I drop the kids off and imagine that the drive home will be more productive. There's a story character I've been trying to get to know and I can't quite see her face yet. I'm sure she'll turn and talk to me now that the car is silent and I'm alone at last.

But she doesn't.

There's nothing. No voices but my own, telling me things I already know.

Perhaps I've been trying to hard, I think to myself. Watching a pot that's not ready to boil?

So I search around instead for the dimmer switch, the one that settles my mental chatter and dusts a whispering of hush across my inner landscape. It's hard to find at first and I have to fix my attention on it fairly often to keep the volume down this low, but it works.

I never do talk to my character but I watch the orange orb of a sun lower itself inch by inch in the sky until the horizon finally swallows it whole, a piece of butterscotch candy for the night to suck on. It's big enough to last till dawn, when he has to spit it out.

The sky's cheeks blush pink then purple before draining to darkness. And even though I can't really hear it, the earth hums with the realness of the scene before me, a symphony singing just above the highest octave my ears can catch. But I can feel it. The vibrations touch then penetrate the space between my eyes.

***

The bacon sizzles and crackles -- it needs to be flipped. The waffle iron flashes its green light: another two are done. I put the warm cinnamon rolls on the table and declare them ready before remembering to set out plates or put syrup and powdered sugar in neat little bowls. Someone asks for a fork. I realize I forgot to offer cups. This isn't quite as organized as I had envisioned, but no one seems to mind.

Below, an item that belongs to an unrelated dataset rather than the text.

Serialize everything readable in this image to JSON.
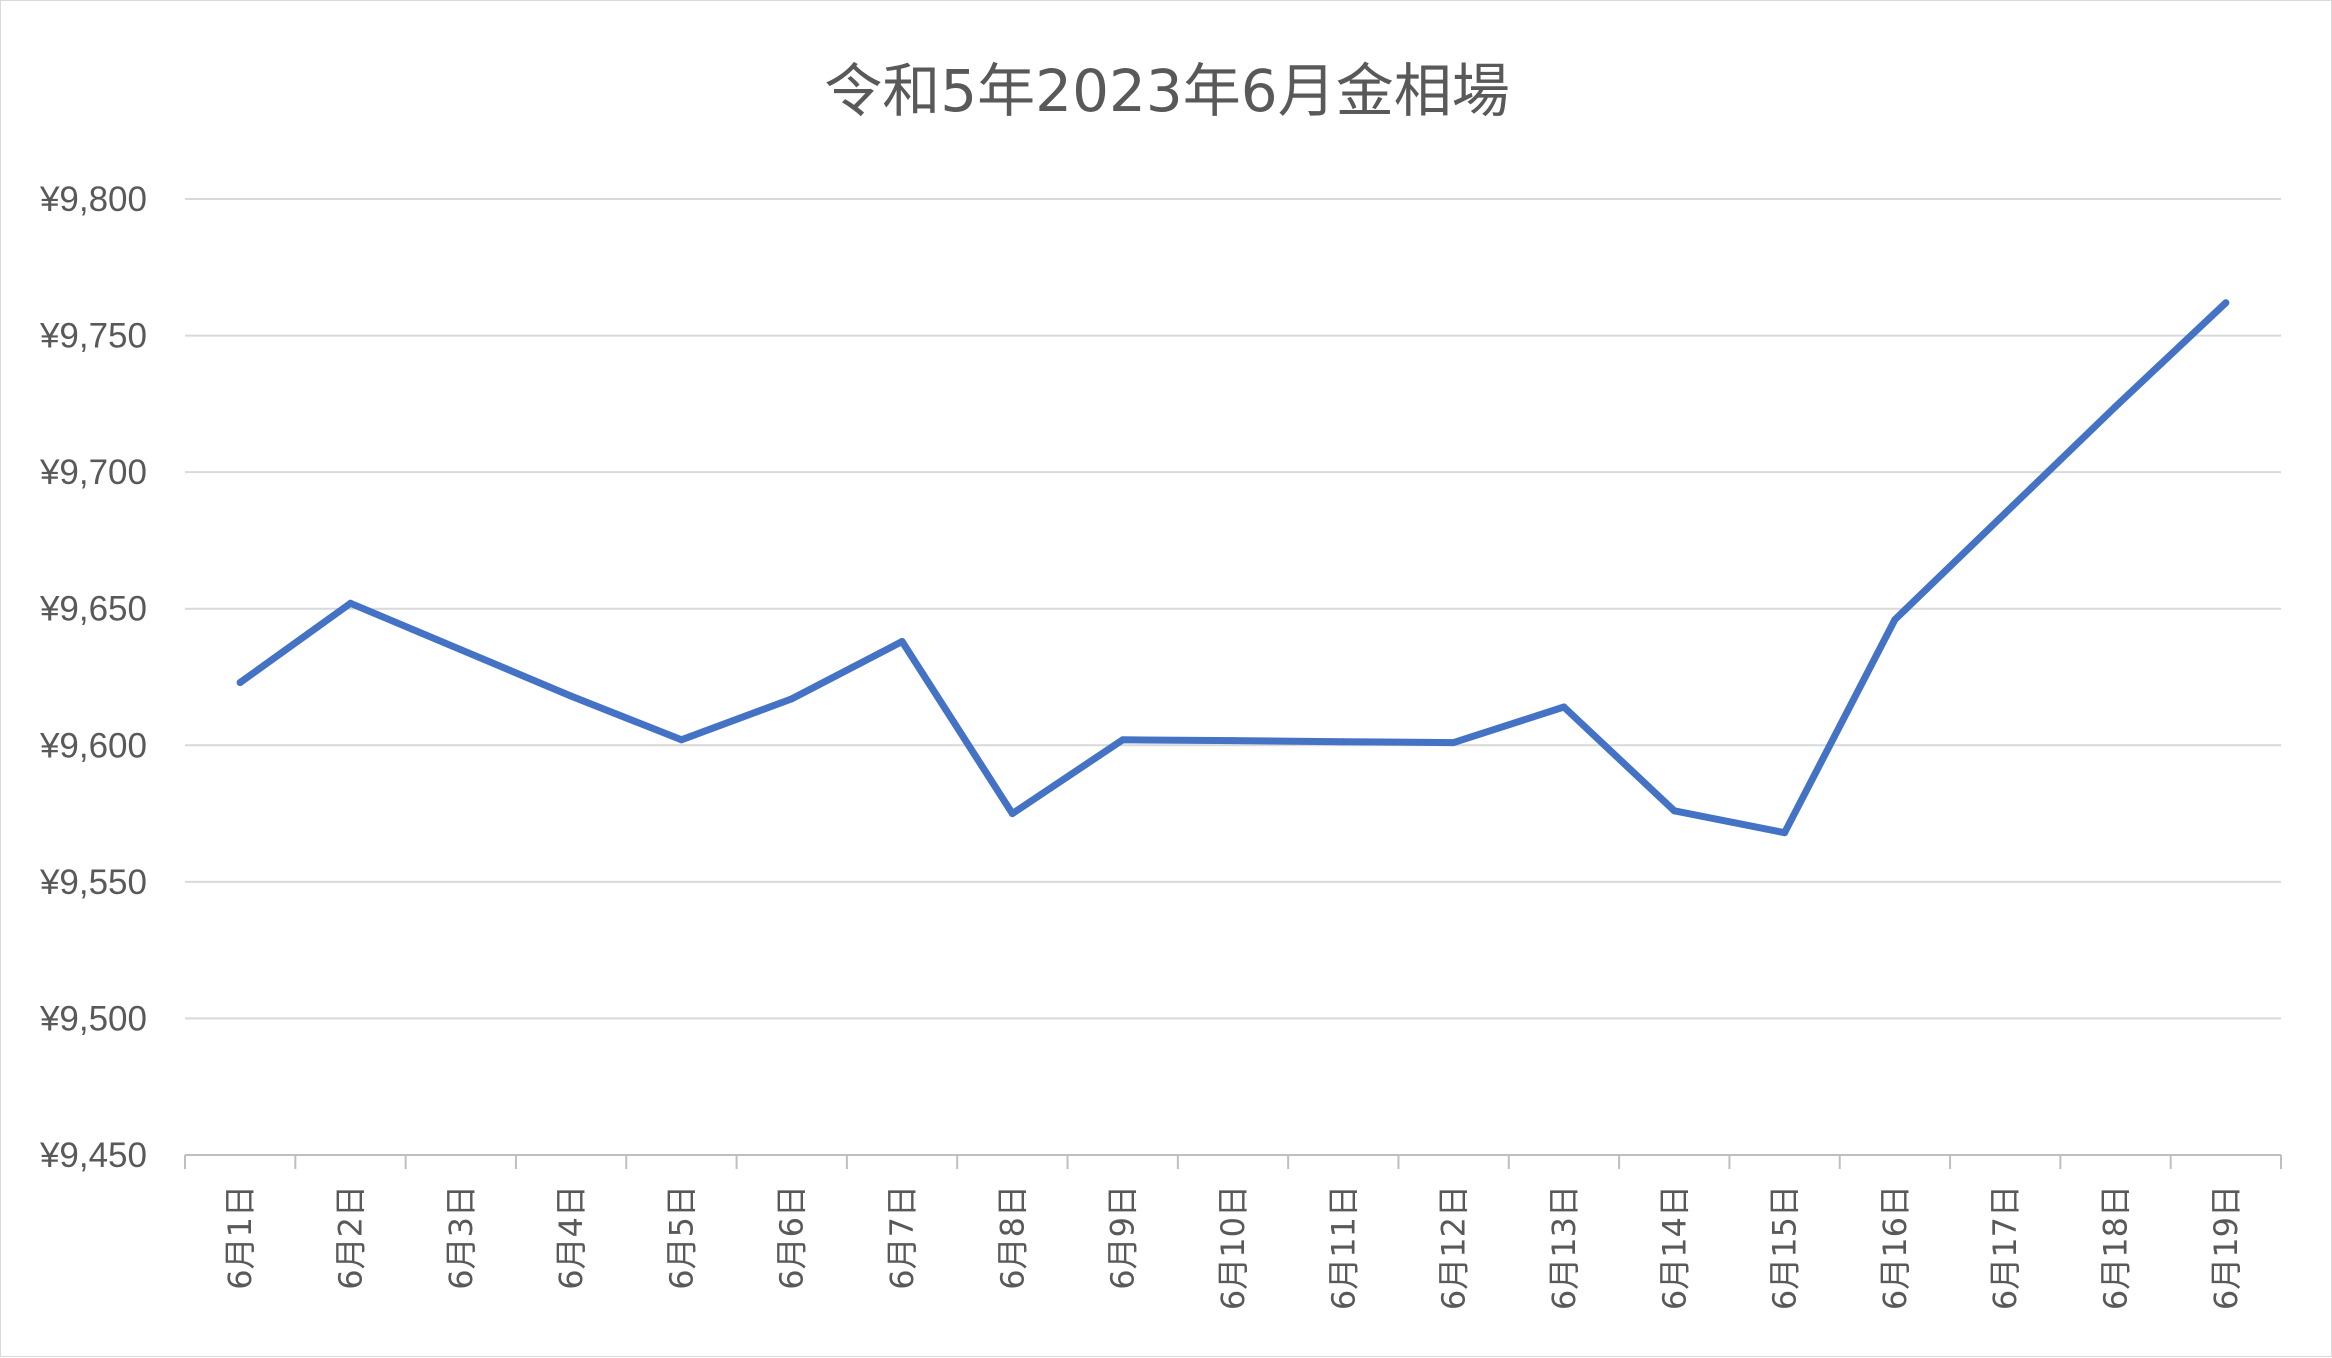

One neighbor tells me that she knows she exudes frantic energy in situations like this. But it feels calm in here, she smiles.

I had thought perhaps my head was spinning on my shoulders and that maybe everyone heard the sizzling not as the bacon cooking but as my nerves frying. But maybe I'm humming calm more than I realize, even in the middle of chaos. If I can do it in the kitchen, making my version of our rotating neighbors' brunch, maybe I can do it anytime. When the toddler whines or the preschooler throws a fit or the biggest girl talks back and back and back. Maybe when it's all happening at once. While I'm making dinner. And even when the not-yet-here newborn is crying, too?

Well, we'll see. I'm hanging on to the idea, though. Humming calm. I can do that.

***

A pair of geese rest on top of the frozen stream. One sleeps, head under wing, while the other follows me and the dog with its eyes, wary.

My feet crunch over the uneven ice and snow. My jacket swishes with every movement of my upper body. I am anything but quiet. Sneaking and stealth are impossible today, even if I tried.

Some birds sing but their voices are lost to me, buried under layers of my own noise. But still, I feel the hum all around me. In the sharp staccato of that goose's glare, warning me away. In the low, weak sighs of a forest of trees almost ready to wake up. And in the billion, tinkling notes of the sun glancing off the snow.

The wind numbs my cheeks. My own footfalls mute every other sound. But I walk through a world of music.

Everything is humming. Perhaps never audibly. But it's palpable, if you hold out your palms.